Curve Logic

There is a principle that I slipped into a QCon presentation on Starling Bank a couple of years ago and that I’ve never really spoken about since.

Martin and Megan’s recent re:Invent talk reminded me of it and I decided it might be worth exploring in a little more detail because it has been useful, if not universally popular. And although I formulated it, others have policed it, enforced it and ensured it has been as successful as it has.

“cherish your dirty data”

What did I mean?

Well it’s really about how we test the systems we develop.

These days we generally think we’re pretty good at testing software.

We value orthogonality and reproducability because they increase the value of our test failures while limiting the cost of those failures.

With infrastructure as code, entire environments can be orchestrated into and out of existence. It becomes reasonable to create fresh environments for tests or test runs, ensuring orthogonality and reproducability more easily and at a larger scale than in the past.

We are also proficient at generating test data. Increasingly, we use randomisation (or fuzzing or mutation) to supplement the meagre resources of our human imaginations in finding the corner cases we need to break our code.

Still, there remains ample scope for humility.

Bugs are a fact of life. Systems fail in unexpected ways at inconvenient times and, despite lots of best practice, lots of deep thinking and lots of effort, we’re not there yet.

We should not be above making use of every little blessing that fortune sends our way.

So.

Look at your most heavily and widely used non-production environment.

Never, ever, ever, “reset” the data in it.

Let it live and let it flourish.

Or, more accurately, let it fester and then occasionally mash it around a tiny bit and only when you need to.

The processes, hacks, workarounds, experiments, and sheer idiocy that this environment has been subjected to over time make it such a fertile source of corner cases, logic bombs and bottlenecks, that it is truly worth cherishing.

It is actually hard to do this. One the one hand you’re asking people to take failures in this environment seriously and investigate and fix them. On the other you’re accepting that there might be data in there that should theoretically never be possible in production because it results from code or processes that have never been in production. This is tough. There will be calls for a clean up.

OK - so you have to be pragmatic. Sometimes you’ll disregard or ignore a failure. Sometimes you’ll resort to manual data fixing to patch up something. But just patch it up - don’t clean or recreate the environment’s whole data set.

Every time this happens you must at least run the thought experiment: what happens if my code actually did this in production? is it right to assume it won’t? should my code tolerate it? or even fix it on the fly?

In many cases this won’t merely be a thought experiment - you’ll be motivated to prove or ensure that there aren’t any instances of the problem in production or you’ll change the data model or constraints or fix loopholes in the code to make it impossible.

The genetic diversity of the dirty data that you accumulate in this environment is valuable because generated data (however sophisticated) and production dumps are no substitute for it.

Why?

Randomisation is probably our most powerful tool for testing universal assertions but when it comes to generating data for test environments the randomisation is always very constrained.
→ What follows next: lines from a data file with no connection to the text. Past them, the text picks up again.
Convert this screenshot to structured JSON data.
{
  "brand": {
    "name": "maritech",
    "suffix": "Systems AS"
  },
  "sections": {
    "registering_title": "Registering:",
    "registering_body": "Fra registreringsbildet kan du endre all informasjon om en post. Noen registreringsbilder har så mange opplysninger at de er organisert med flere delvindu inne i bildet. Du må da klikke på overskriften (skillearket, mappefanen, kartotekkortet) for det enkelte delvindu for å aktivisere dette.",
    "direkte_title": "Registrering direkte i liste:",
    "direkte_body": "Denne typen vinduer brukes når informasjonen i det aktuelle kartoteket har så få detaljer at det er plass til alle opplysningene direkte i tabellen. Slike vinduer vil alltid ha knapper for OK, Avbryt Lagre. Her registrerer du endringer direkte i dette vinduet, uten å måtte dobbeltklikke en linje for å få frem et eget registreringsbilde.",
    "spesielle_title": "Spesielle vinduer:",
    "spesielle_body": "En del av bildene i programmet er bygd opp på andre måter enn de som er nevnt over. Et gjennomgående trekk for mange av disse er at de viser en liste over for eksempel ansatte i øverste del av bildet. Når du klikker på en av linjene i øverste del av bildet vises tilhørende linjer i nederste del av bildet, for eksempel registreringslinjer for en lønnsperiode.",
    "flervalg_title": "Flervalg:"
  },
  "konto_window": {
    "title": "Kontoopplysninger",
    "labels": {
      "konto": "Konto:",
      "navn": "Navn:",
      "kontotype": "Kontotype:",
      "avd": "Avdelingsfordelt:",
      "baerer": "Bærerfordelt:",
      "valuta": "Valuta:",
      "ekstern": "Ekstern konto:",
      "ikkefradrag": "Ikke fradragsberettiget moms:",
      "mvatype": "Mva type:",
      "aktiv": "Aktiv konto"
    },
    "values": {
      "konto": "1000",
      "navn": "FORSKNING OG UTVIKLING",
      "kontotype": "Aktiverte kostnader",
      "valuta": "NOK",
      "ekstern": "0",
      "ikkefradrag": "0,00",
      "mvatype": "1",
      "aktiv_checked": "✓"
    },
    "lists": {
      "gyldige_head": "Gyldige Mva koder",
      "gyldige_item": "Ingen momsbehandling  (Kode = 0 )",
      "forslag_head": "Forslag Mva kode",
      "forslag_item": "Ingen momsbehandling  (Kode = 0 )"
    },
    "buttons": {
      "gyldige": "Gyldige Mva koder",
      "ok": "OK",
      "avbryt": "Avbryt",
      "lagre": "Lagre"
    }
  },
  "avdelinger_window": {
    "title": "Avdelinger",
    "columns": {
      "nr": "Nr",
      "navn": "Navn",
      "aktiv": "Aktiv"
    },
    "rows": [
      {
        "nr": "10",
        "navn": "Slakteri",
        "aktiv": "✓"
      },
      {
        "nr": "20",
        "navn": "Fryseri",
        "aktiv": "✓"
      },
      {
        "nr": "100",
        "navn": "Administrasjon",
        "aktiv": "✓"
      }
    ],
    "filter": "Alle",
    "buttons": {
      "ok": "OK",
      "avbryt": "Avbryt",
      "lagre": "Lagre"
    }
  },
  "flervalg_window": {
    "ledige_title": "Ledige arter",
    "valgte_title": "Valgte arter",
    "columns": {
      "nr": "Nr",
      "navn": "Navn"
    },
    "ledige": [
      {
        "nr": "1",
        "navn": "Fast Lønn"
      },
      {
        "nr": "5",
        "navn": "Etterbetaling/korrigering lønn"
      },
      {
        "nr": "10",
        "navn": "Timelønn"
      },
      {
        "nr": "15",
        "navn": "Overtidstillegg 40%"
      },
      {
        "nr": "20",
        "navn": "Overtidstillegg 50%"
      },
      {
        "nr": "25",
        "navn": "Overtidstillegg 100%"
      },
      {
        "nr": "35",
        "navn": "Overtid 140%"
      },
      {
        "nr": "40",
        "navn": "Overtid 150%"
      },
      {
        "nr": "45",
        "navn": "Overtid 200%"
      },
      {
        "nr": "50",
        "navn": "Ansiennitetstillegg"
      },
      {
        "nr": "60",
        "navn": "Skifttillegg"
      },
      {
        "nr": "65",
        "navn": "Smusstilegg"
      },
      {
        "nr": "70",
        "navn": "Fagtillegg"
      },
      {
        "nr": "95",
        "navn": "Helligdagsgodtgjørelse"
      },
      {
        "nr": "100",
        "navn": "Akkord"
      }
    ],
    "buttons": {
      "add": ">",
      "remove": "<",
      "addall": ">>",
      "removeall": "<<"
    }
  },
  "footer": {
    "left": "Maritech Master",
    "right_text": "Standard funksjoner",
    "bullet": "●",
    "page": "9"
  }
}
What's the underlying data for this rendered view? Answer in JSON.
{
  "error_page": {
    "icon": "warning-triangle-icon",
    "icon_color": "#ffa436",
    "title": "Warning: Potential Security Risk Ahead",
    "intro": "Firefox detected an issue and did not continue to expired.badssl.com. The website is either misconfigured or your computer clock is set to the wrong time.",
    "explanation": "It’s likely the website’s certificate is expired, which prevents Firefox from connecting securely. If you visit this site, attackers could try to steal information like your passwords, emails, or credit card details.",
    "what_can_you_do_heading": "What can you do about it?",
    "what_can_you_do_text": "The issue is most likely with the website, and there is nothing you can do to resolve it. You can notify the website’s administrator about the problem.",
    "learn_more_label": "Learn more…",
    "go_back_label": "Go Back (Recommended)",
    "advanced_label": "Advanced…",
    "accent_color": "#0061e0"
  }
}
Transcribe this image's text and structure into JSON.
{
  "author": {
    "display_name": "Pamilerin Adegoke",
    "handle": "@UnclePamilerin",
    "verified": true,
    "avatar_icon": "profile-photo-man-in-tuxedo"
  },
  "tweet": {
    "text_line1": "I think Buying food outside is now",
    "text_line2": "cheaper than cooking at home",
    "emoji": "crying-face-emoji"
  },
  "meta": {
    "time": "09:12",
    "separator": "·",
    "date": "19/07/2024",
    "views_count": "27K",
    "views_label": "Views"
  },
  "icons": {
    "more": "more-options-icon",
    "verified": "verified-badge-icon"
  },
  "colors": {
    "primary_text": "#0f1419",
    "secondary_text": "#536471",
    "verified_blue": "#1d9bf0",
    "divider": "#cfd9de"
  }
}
For instance, we frequently populate names at random from name lists rather than stuffing them full of emojis and klingon.

We set data in different services so that references across databases (where no foreign keys are possible) always match up. Almost always we’re creating data to be valid according to the intended data model which is tighter than the data model enforced by code or database.

Sometimes we reuse layers of the software under test as part of the data generation which actually makes it impossible to step outside the notion of validity that is enforced in the software.

On the other hand, old environments may contain data that is not valid today but was valid in the past because the notions of validity have changed over time. Or data that is simply invalid because of the manual tinkering that has happened over time. Even the data put there by real people is very likely quite erratic in places (so plenty of emojis) and yet oddly homogeneous in others (like several thousand “Testy McTestface” users).

The net effect is that dirty old data can be awesome at finding bugs.

Production data dumps also lack the some of the characteristics that make dirty test environments so useful. While real users out in the wild are very effective at finding problems that you won’t find in test environments, production environments have been usually been protected and nurtured in a way that test environments have not and furthermore they often have to be cleansed and anonymised to enable their use in testing. All of this means you are likely to turn up things in test environments which you won’t get from production dumps.

I’m not saying that old test environments are superior to generated data or production dumps, just that they provide an added dimension that neither of those sources offer.

Think twice before resetting them because you may be flushing away problems that you really ought to be confronting.